La condanna della Chiesa sull’accanimento
«Totale condanna. È pericolosissimo l’accanimento, sono sofferenze inutili ed è un’idea da Prometeo che però fa male all’umanità», ha detto il cardinale Zuppi, rispondendo a una domanda di Luca Zaia. L’arcivescovo ha sottolineato che il problema non è solo etico, ma anche sociale e medico, e che il confine tra accanimento e cura deve essere chiaro. «Bisogna però avere grande chiarezza nel dire quando si può parlare di accanimento», ha aggiunto, mettendo in evidenza l’importanza di una valutazione precisa e responsabile. Il cardinale ha anche ricordato che la sua missione non sta nel giudicare la storia, ma nel «camminarci dentro come “pellegrini”». Un invito a riflettere, a ascoltare e a agire con responsabilità, nel rispetto della persona e della sua dignità.
La vita e l’esperienza del cardinale
Il cardinale Zuppi ha raccontato la sua vita, partendo dalle periferie di Roma, dove ha vissuto un’infanzia radicata nei valori essenziali. Cresciuto in una famiglia numerosa e unita, ha seguito i ricordi della madre Carla e del padre Enrico, che hanno formato la sua personalità. L’incontro con la Comunità di Sant’Egidio, durante l’adolescenza, ha segnato una svolta nella sua vocazione, portandolo a dedicarsi al servizio e all’ascolto delle sofferenze. «Tra i bambini malati di tumore e le famiglie che vivevano nelle baracche ai margini di Roma», ha ricordato, ha trovato la sua strada.
La sua esperienza sul campo, dal Mozambico al Kosovo, e le missioni diplomatiche a Washington, Mosca e Pechino, lo hanno portato a sottolineare l’importanza della diplomazia e del dialogo per risolvere i conflitti. «Non possiamo accettare che la guerra torni a essere il modo con cui si risolvono i conflitti», ha detto, sottolineando l’urgenza di un mondo in cui la pace sia prioritaria.
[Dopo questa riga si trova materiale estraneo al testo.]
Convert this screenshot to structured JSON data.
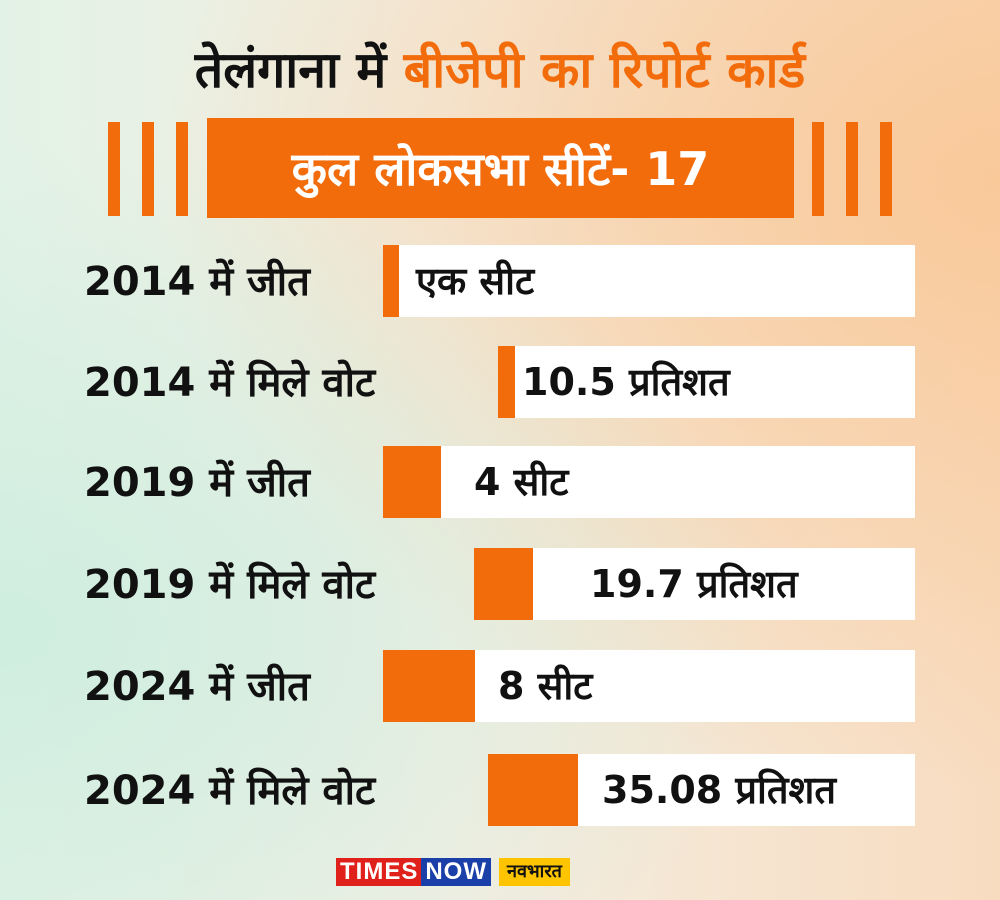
{
  "header": {
    "title_part1": "तेलंगाना में",
    "title_part2": "बीजेपी का रिपोर्ट कार्ड",
    "subtitle": "कुल लोकसभा सीटें- 17"
  },
  "colors": {
    "accent": "#f26c0c",
    "bar_track": "#ffffff",
    "text": "#111111"
  },
  "chart_data": {
    "type": "bar",
    "title": "तेलंगाना में बीजेपी का रिपोर्ट कार्ड",
    "subtitle": "कुल लोकसभा सीटें- 17",
    "rows": [
      {
        "label": "2014 में जीत",
        "value_text": "एक सीट",
        "value": 1,
        "max": 17,
        "unit": "seats"
      },
      {
        "label": "2014 में मिले वोट",
        "value_text": "10.5 प्रतिशत",
        "value": 10.5,
        "max": 100,
        "unit": "percent"
      },
      {
        "label": "2019 में जीत",
        "value_text": "4 सीट",
        "value": 4,
        "max": 17,
        "unit": "seats"
      },
      {
        "label": "2019 में मिले वोट",
        "value_text": "19.7 प्रतिशत",
        "value": 19.7,
        "max": 100,
        "unit": "percent"
      },
      {
        "label": "2024 में जीत",
        "value_text": "8 सीट",
        "value": 8,
        "max": 17,
        "unit": "seats"
      },
      {
        "label": "2024 में मिले वोट",
        "value_text": "35.08 प्रतिशत",
        "value": 35.08,
        "max": 100,
        "unit": "percent"
      }
    ]
  },
  "logo": {
    "times": "TIMES",
    "now": "NOW",
    "navbharat": "नवभारत"
  }
}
La Chiesa non si limita a condannare, ma cerca di offrire alternative. Il cardinale ha ribadito la posizione della Chiesa sul fine vita, mettendo al centro la persona, la relazione e il potenziamento delle cure palliative per combattere la solitudine e il dolore. L’obiettivo non è solo di evitare l’accanimento, ma di accompagnare la persona nel suo cammino con empatia e cura.
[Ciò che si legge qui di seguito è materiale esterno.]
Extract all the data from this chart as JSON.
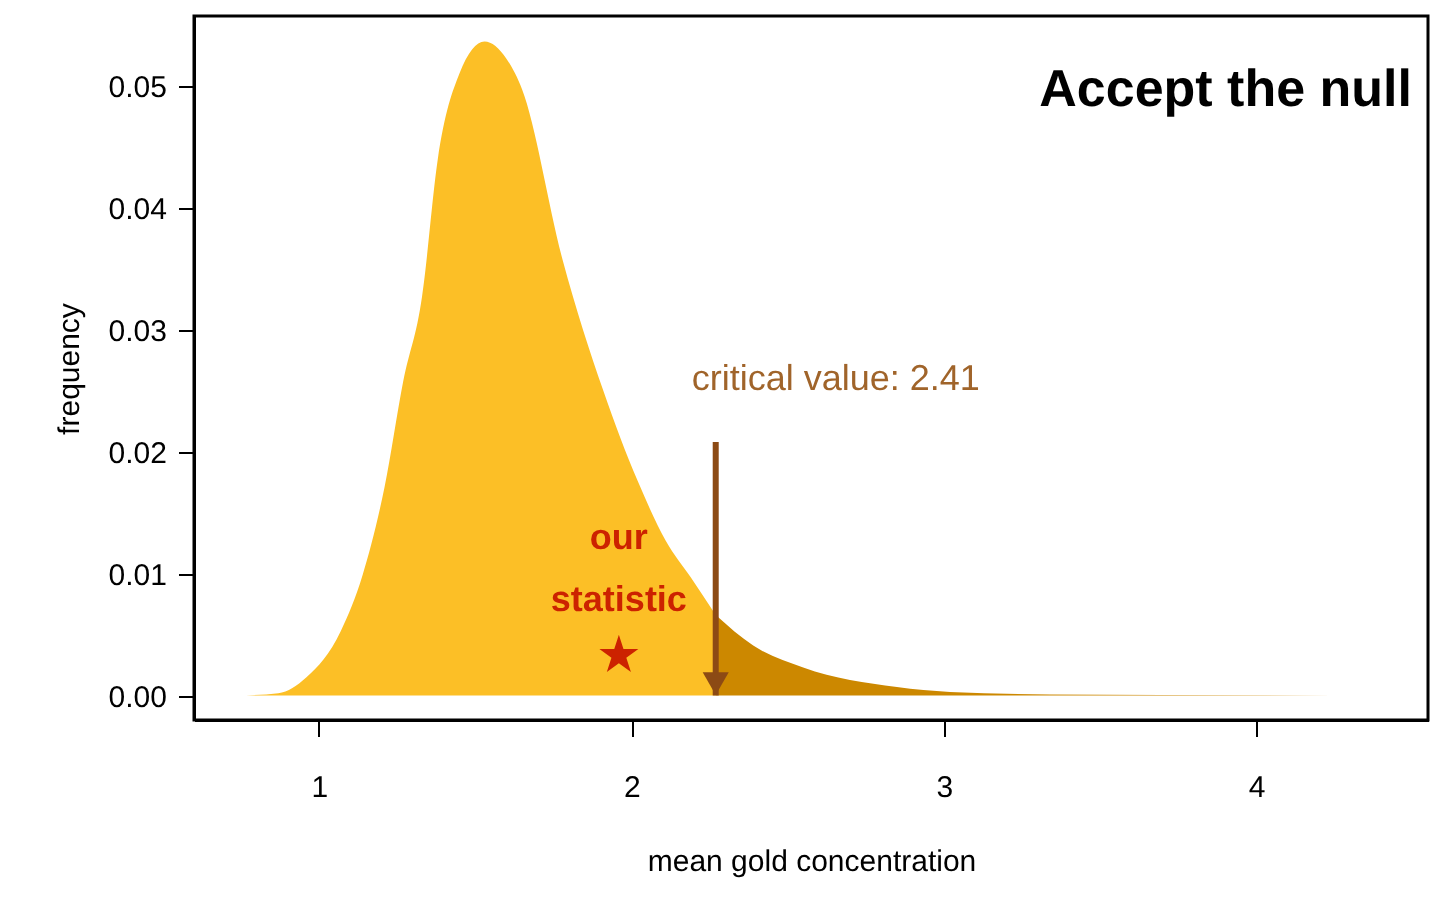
{
  "chart_data": {
    "type": "area",
    "title": "Accept the null",
    "xlabel": "mean gold concentration",
    "ylabel": "frequency",
    "xlim": [
      0.6,
      4.55
    ],
    "ylim": [
      -0.002,
      0.0557
    ],
    "xticks": [
      1,
      2,
      3,
      4
    ],
    "yticks": [
      {
        "value": 0,
        "label": "0.00"
      },
      {
        "value": 0.01,
        "label": "0.01"
      },
      {
        "value": 0.02,
        "label": "0.02"
      },
      {
        "value": 0.03,
        "label": "0.03"
      },
      {
        "value": 0.04,
        "label": "0.04"
      },
      {
        "value": 0.05,
        "label": "0.05"
      }
    ],
    "series": [
      {
        "color": "#fcbf26",
        "x": [
          0.735,
          0.87,
          0.96,
          1.07,
          1.14,
          1.21,
          1.27,
          1.33,
          1.38,
          1.45,
          1.53,
          1.6,
          1.65,
          1.78,
          1.91,
          2.02,
          2.11,
          2.19,
          2.27
        ],
        "values": [
          0,
          0.0002,
          0.0015,
          0.0053,
          0.0099,
          0.0171,
          0.0258,
          0.0327,
          0.0439,
          0.051,
          0.0536,
          0.0522,
          0.0497,
          0.0357,
          0.025,
          0.0176,
          0.0127,
          0.0097,
          0.0066
        ]
      },
      {
        "color": "#cc8800",
        "x": [
          2.27,
          2.39,
          2.55,
          2.85,
          3.02,
          3.34,
          4.45
        ],
        "values": [
          0.0066,
          0.0041,
          0.0023,
          0.0007,
          0.0003,
          0.0001,
          0
        ]
      },
      {
        "type": "scatter",
        "name": "our statistic",
        "color": "#cc2200",
        "marker": "star",
        "x": [
          1.96
        ],
        "values": [
          0.0033
        ]
      }
    ],
    "ref_lines": [
      {
        "axis": "x",
        "value": 2.27,
        "color": "#8c4a14"
      }
    ],
    "annotations": [
      "critical value: 2.41"
    ]
  }
}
La sfida dell’antropologia digitale è un tema che il cardinale ha affrontato con attenzione. L’avvento dell’intelligenza artificiale richiede una nuova sapienza per rimettere al centro l’umanità e impedire che le relazioni diventino puramente virtuali. «AI giovani, e al sé stesso ventenne, Zuppi lascia un messaggio di speranza attiva: non cedere al cinismo o all’ansia del tutto e subito, ma avere la pazienza intelligente di piantare i semi della trasformazione», ha detto, sottolineando l’importanza di una visione lungimirante.